Etape 1 : notification du contrôle et constitution de la task force
C’est chose faite puisque le 18 octobre 2017, SONEPAR reçoit notification d’une lettre d’avis de contrôle de l’AFA. C’est le début d’une longue procédure d’autant plus inédite puisque SONEPAR sera la première société à être convoquée devant la commission des sanctions de l’AFA.
Le contrôle déclenché, l’objectif est de constituer une équipe dédiée au contrôle de l’AFA de sorte à pouvoir répondre à la première étape du contrôle. Ainsi, le juridique, les RH, le contrôle interne et l’audit constituent la task force menée par le point de contact entre SONEPAR et l’AFA, habituellement le directeur juridique et/ou compliance, mais en l’espèce, ce sera la présidente de SONEPAR, ancien avocat aux Barreaux de Paris et New-York, qui choisira d’incarner cette fonction.
Lors de cette première étape, l’entité contrôlée doit répondre à un premier questionnaire de l’AFA. Les réponses doivent être documentées de sorte que l’AFA peut solliciter de l’entité contrôlée tout document juridique, administratif, financier, comptable, fiscal ou encore relatif aux politiques de compliance/éthique susceptible de démontrer sa conformité au texte précité. La Commission des sanctions de l’AFA qui statuera le 4 juillet 2019 précisera à cet égard que « les contrôleurs de l’Agence peuvent […] solliciter des documents et renseignements se rapportant à une période antérieure à la date d’entrée en vigueur de la loi du 9 décembre 2016 dès lors que ces documents et renseignements sont utiles [et notamment s’] ils sont de nature à permettre d’appréhender concrètement l’exposition de l’entité contrôlée aux risques de corruption et de trafic d’influence eu égard à la façon dont l’entité contrôlée a fait face dans le passé à l’exposition à ces risques ».
Outre le « temps-homme », les coûts de traduction qui peuvent être générés pour la production de documents en langue française doivent aussi être pris en compte car à la charge de l’entreprise contrôlée.

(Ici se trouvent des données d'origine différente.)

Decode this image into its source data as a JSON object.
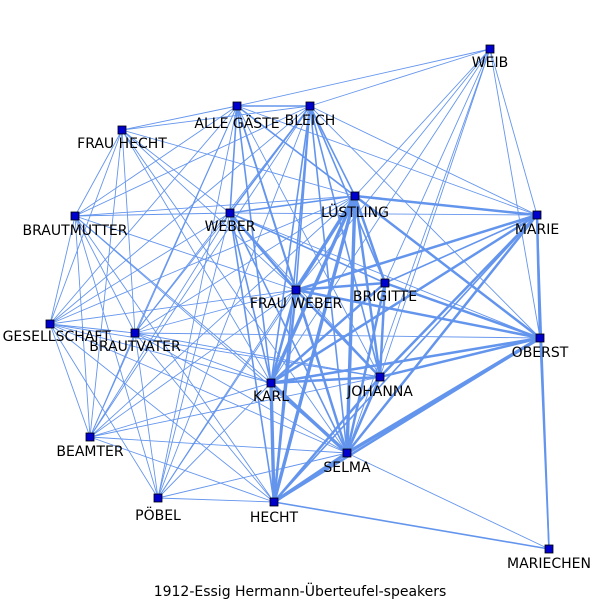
{
  "caption": "1912-Essig  Hermann-Überteufel-speakers",
  "colors": {
    "edge": "#6495ed",
    "node_fill": "#0000cd",
    "node_stroke": "#000000",
    "label": "#000000",
    "background": "#ffffff"
  },
  "nodes": [
    {
      "id": "WEIB",
      "label": "WEIB"
    },
    {
      "id": "ALLE_GAESTE",
      "label": "ALLE GÄSTE"
    },
    {
      "id": "BLEICH",
      "label": "BLEICH"
    },
    {
      "id": "FRAU_HECHT",
      "label": "FRAU HECHT"
    },
    {
      "id": "LUESTLING",
      "label": "LÜSTLING"
    },
    {
      "id": "WEBER",
      "label": "WEBER"
    },
    {
      "id": "MARIE",
      "label": "MARIE"
    },
    {
      "id": "BRAUTMUTTER",
      "label": "BRAUTMUTTER"
    },
    {
      "id": "BRIGITTE",
      "label": "BRIGITTE"
    },
    {
      "id": "FRAU_WEBER",
      "label": "FRAU WEBER"
    },
    {
      "id": "GESELLSCHAFT",
      "label": "E GESELLSCHAFT"
    },
    {
      "id": "BRAUTVATER",
      "label": "BRAUTVATER"
    },
    {
      "id": "OBERST",
      "label": "OBERST"
    },
    {
      "id": "JOHANNA",
      "label": "JOHANNA"
    },
    {
      "id": "KARL",
      "label": "KARL"
    },
    {
      "id": "BEAMTER",
      "label": "BEAMTER"
    },
    {
      "id": "SELMA",
      "label": "SELMA"
    },
    {
      "id": "POEBEL",
      "label": "PÖBEL"
    },
    {
      "id": "HECHT",
      "label": "HECHT"
    },
    {
      "id": "MARIECHEN",
      "label": "MARIECHEN"
    }
  ],
  "edges": [
    [
      "LUESTLING",
      "FRAU_WEBER",
      4
    ],
    [
      "LUESTLING",
      "KARL",
      4
    ],
    [
      "LUESTLING",
      "SELMA",
      4
    ],
    [
      "LUESTLING",
      "JOHANNA",
      3
    ],
    [
      "LUESTLING",
      "HECHT",
      4
    ],
    [
      "LUESTLING",
      "OBERST",
      3
    ],
    [
      "LUESTLING",
      "MARIE",
      3
    ],
    [
      "LUESTLING",
      "BRIGITTE",
      3
    ],
    [
      "LUESTLING",
      "WEBER",
      2
    ],
    [
      "LUESTLING",
      "ALLE_GAESTE",
      2
    ],
    [
      "LUESTLING",
      "BLEICH",
      2
    ],
    [
      "LUESTLING",
      "WEIB",
      1
    ],
    [
      "FRAU_WEBER",
      "KARL",
      3
    ],
    [
      "FRAU_WEBER",
      "SELMA",
      3
    ],
    [
      "FRAU_WEBER",
      "HECHT",
      3
    ],
    [
      "FRAU_WEBER",
      "JOHANNA",
      3
    ],
    [
      "FRAU_WEBER",
      "OBERST",
      3
    ],
    [
      "FRAU_WEBER",
      "BRIGITTE",
      3
    ],
    [
      "FRAU_WEBER",
      "MARIE",
      3
    ],
    [
      "FRAU_WEBER",
      "WEBER",
      3
    ],
    [
      "FRAU_WEBER",
      "ALLE_GAESTE",
      2
    ],
    [
      "FRAU_WEBER",
      "BLEICH",
      2
    ],
    [
      "KARL",
      "SELMA",
      4
    ],
    [
      "KARL",
      "HECHT",
      4
    ],
    [
      "KARL",
      "JOHANNA",
      3
    ],
    [
      "KARL",
      "OBERST",
      3
    ],
    [
      "KARL",
      "MARIE",
      3
    ],
    [
      "KARL",
      "BRIGITTE",
      3
    ],
    [
      "KARL",
      "WEBER",
      2
    ],
    [
      "KARL",
      "BLEICH",
      2
    ],
    [
      "SELMA",
      "HECHT",
      4
    ],
    [
      "SELMA",
      "JOHANNA",
      3
    ],
    [
      "SELMA",
      "OBERST",
      4
    ],
    [
      "SELMA",
      "MARIE",
      3
    ],
    [
      "SELMA",
      "BRIGITTE",
      3
    ],
    [
      "SELMA",
      "WEBER",
      2
    ],
    [
      "SELMA",
      "BLEICH",
      2
    ],
    [
      "SELMA",
      "ALLE_GAESTE",
      2
    ],
    [
      "JOHANNA",
      "HECHT",
      3
    ],
    [
      "JOHANNA",
      "OBERST",
      3
    ],
    [
      "JOHANNA",
      "MARIE",
      3
    ],
    [
      "JOHANNA",
      "BRIGITTE",
      3
    ],
    [
      "HECHT",
      "OBERST",
      3
    ],
    [
      "HECHT",
      "MARIE",
      2
    ],
    [
      "HECHT",
      "WEBER",
      2
    ],
    [
      "HECHT",
      "BLEICH",
      2
    ],
    [
      "HECHT",
      "MARIECHEN",
      2
    ],
    [
      "OBERST",
      "MARIE",
      3
    ],
    [
      "OBERST",
      "BRIGITTE",
      3
    ],
    [
      "OBERST",
      "MARIECHEN",
      2
    ],
    [
      "OBERST",
      "WEIB",
      1
    ],
    [
      "MARIE",
      "BRIGITTE",
      2
    ],
    [
      "MARIE",
      "MARIECHEN",
      2
    ],
    [
      "MARIE",
      "WEIB",
      1
    ],
    [
      "WEBER",
      "ALLE_GAESTE",
      2
    ],
    [
      "WEBER",
      "BLEICH",
      2
    ],
    [
      "WEBER",
      "BRIGITTE",
      2
    ],
    [
      "ALLE_GAESTE",
      "BLEICH",
      2
    ],
    [
      "BLEICH",
      "BRIGITTE",
      2
    ],
    [
      "BLEICH",
      "JOHANNA",
      2
    ],
    [
      "ALLE_GAESTE",
      "KARL",
      2
    ],
    [
      "WEIB",
      "ALLE_GAESTE",
      1
    ],
    [
      "WEIB",
      "BLEICH",
      1
    ],
    [
      "WEIB",
      "BRIGITTE",
      1
    ],
    [
      "WEIB",
      "JOHANNA",
      1
    ],
    [
      "WEIB",
      "SELMA",
      1
    ],
    [
      "WEIB",
      "KARL",
      1
    ],
    [
      "WEIB",
      "FRAU_WEBER",
      1
    ],
    [
      "FRAU_HECHT",
      "ALLE_GAESTE",
      1
    ],
    [
      "FRAU_HECHT",
      "BLEICH",
      1
    ],
    [
      "FRAU_HECHT",
      "WEBER",
      1
    ],
    [
      "FRAU_HECHT",
      "FRAU_WEBER",
      1
    ],
    [
      "FRAU_HECHT",
      "KARL",
      1
    ],
    [
      "FRAU_HECHT",
      "SELMA",
      1
    ],
    [
      "FRAU_HECHT",
      "BRAUTMUTTER",
      1
    ],
    [
      "FRAU_HECHT",
      "GESELLSCHAFT",
      1
    ],
    [
      "FRAU_HECHT",
      "BRAUTVATER",
      1
    ],
    [
      "FRAU_HECHT",
      "BEAMTER",
      1
    ],
    [
      "FRAU_HECHT",
      "LUESTLING",
      1
    ],
    [
      "BRAUTMUTTER",
      "ALLE_GAESTE",
      1
    ],
    [
      "BRAUTMUTTER",
      "BLEICH",
      1
    ],
    [
      "BRAUTMUTTER",
      "WEBER",
      1
    ],
    [
      "BRAUTMUTTER",
      "FRAU_WEBER",
      1
    ],
    [
      "BRAUTMUTTER",
      "KARL",
      1
    ],
    [
      "BRAUTMUTTER",
      "SELMA",
      1
    ],
    [
      "BRAUTMUTTER",
      "GESELLSCHAFT",
      1
    ],
    [
      "BRAUTMUTTER",
      "BRAUTVATER",
      1
    ],
    [
      "BRAUTMUTTER",
      "BEAMTER",
      1
    ],
    [
      "BRAUTMUTTER",
      "POEBEL",
      1
    ],
    [
      "BRAUTMUTTER",
      "HECHT",
      1
    ],
    [
      "BRAUTMUTTER",
      "LUESTLING",
      1
    ],
    [
      "GESELLSCHAFT",
      "ALLE_GAESTE",
      1
    ],
    [
      "GESELLSCHAFT",
      "BLEICH",
      1
    ],
    [
      "GESELLSCHAFT",
      "WEBER",
      1
    ],
    [
      "GESELLSCHAFT",
      "FRAU_WEBER",
      1
    ],
    [
      "GESELLSCHAFT",
      "KARL",
      1
    ],
    [
      "GESELLSCHAFT",
      "SELMA",
      1
    ],
    [
      "GESELLSCHAFT",
      "BRAUTVATER",
      1
    ],
    [
      "GESELLSCHAFT",
      "BEAMTER",
      1
    ],
    [
      "GESELLSCHAFT",
      "POEBEL",
      1
    ],
    [
      "GESELLSCHAFT",
      "HECHT",
      1
    ],
    [
      "GESELLSCHAFT",
      "LUESTLING",
      1
    ],
    [
      "GESELLSCHAFT",
      "JOHANNA",
      1
    ],
    [
      "BRAUTVATER",
      "ALLE_GAESTE",
      1
    ],
    [
      "BRAUTVATER",
      "BLEICH",
      1
    ],
    [
      "BRAUTVATER",
      "WEBER",
      1
    ],
    [
      "BRAUTVATER",
      "FRAU_WEBER",
      1
    ],
    [
      "BRAUTVATER",
      "KARL",
      1
    ],
    [
      "BRAUTVATER",
      "SELMA",
      1
    ],
    [
      "BRAUTVATER",
      "BEAMTER",
      1
    ],
    [
      "BRAUTVATER",
      "POEBEL",
      1
    ],
    [
      "BRAUTVATER",
      "HECHT",
      1
    ],
    [
      "BRAUTVATER",
      "LUESTLING",
      1
    ],
    [
      "BRAUTVATER",
      "JOHANNA",
      1
    ],
    [
      "BRAUTVATER",
      "OBERST",
      1
    ],
    [
      "BEAMTER",
      "ALLE_GAESTE",
      1
    ],
    [
      "BEAMTER",
      "BLEICH",
      1
    ],
    [
      "BEAMTER",
      "WEBER",
      1
    ],
    [
      "BEAMTER",
      "FRAU_WEBER",
      1
    ],
    [
      "BEAMTER",
      "KARL",
      1
    ],
    [
      "BEAMTER",
      "SELMA",
      1
    ],
    [
      "BEAMTER",
      "HECHT",
      1
    ],
    [
      "BEAMTER",
      "LUESTLING",
      1
    ],
    [
      "BEAMTER",
      "JOHANNA",
      1
    ],
    [
      "POEBEL",
      "ALLE_GAESTE",
      1
    ],
    [
      "POEBEL",
      "BLEICH",
      1
    ],
    [
      "POEBEL",
      "WEBER",
      1
    ],
    [
      "POEBEL",
      "FRAU_WEBER",
      1
    ],
    [
      "POEBEL",
      "KARL",
      1
    ],
    [
      "POEBEL",
      "SELMA",
      1
    ],
    [
      "POEBEL",
      "HECHT",
      1
    ],
    [
      "POEBEL",
      "LUESTLING",
      1
    ],
    [
      "ALLE_GAESTE",
      "JOHANNA",
      1
    ],
    [
      "ALLE_GAESTE",
      "OBERST",
      1
    ],
    [
      "ALLE_GAESTE",
      "MARIE",
      1
    ],
    [
      "BLEICH",
      "OBERST",
      1
    ],
    [
      "BLEICH",
      "MARIE",
      1
    ],
    [
      "WEBER",
      "JOHANNA",
      1
    ],
    [
      "WEBER",
      "OBERST",
      1
    ],
    [
      "WEBER",
      "MARIE",
      1
    ],
    [
      "BRIGITTE",
      "JOHANNA",
      1
    ],
    [
      "SELMA",
      "MARIECHEN",
      1
    ]
  ]
}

Etape 2 : contrôle dans les locaux de l’entreprise contrôlée
Afin de compléter ou d’approfondir certains éléments en réponse au questionnaire précité, l’AFA se rend dans les locaux de l’entreprise afin de rencontrer les personnes qu’elle a identifiées (direction générale, direction juridique, direction financière ou encore fonctions support). A cette fin, l’AFA transmet en amont une liste d’interlocuteurs qu’elle souhaite rencontrer.
Toutefois, une fois sur place, la liste d’interlocuteurs peut faire l’objet de modification par l’AFA qui peut choisir de ne plus entendre certaines personnes pourtant sélectionnées ou au contraire de s’entretenir avec d’autres non désignées au départ.
Il convient de retenir que si ces entretiens ne sont pas des auditions au sens du droit pénal de sorte qu’aucun procès-verbal n’est établi lors de ces entretiens, la personne entendue peut toutefois être, si elle le souhaite, assistée d’un avocat. La présence de ce tiers permet, outre de rassurer les collaborateurs généralement novices dans ce type d’exercice, de conserver une trace écrite des échanges individuels avec les agents de l’AFA.
Etape 3 : rapport d’enquête préliminaire de l’AFA
A l’issu de cette semaine (4-5 jours en général), l’AFA rédige un rapport d’enquête préliminaire qui est communiqué à l’entreprise contrôlée.
En l’espèce, dans son rapport préliminaire, l’AFA a considéré, au regard des éléments fournis par SONEPAR (documents et entretiens), que cette dernière ne disposait d’aucun des huit outils[1] définis par l’article 17 de la loi Sapin II permettant de lutter et gérer les risques de corruption et de trafic d’influence.
Etape 4 : réponse au rapport d’enquête préliminaire par l’entreprise contrôlée
L’entreprise contrôlée dispose d’un délai de deux mois à compter de la réception du rapport d’enquête préliminaire pour y répondre. Sa réponse lui donne l’occasion de soumettre des arguments et/ou les éléments nouveaux afin de démontrer qu’elle répond aux exigences de la loi Sapin II.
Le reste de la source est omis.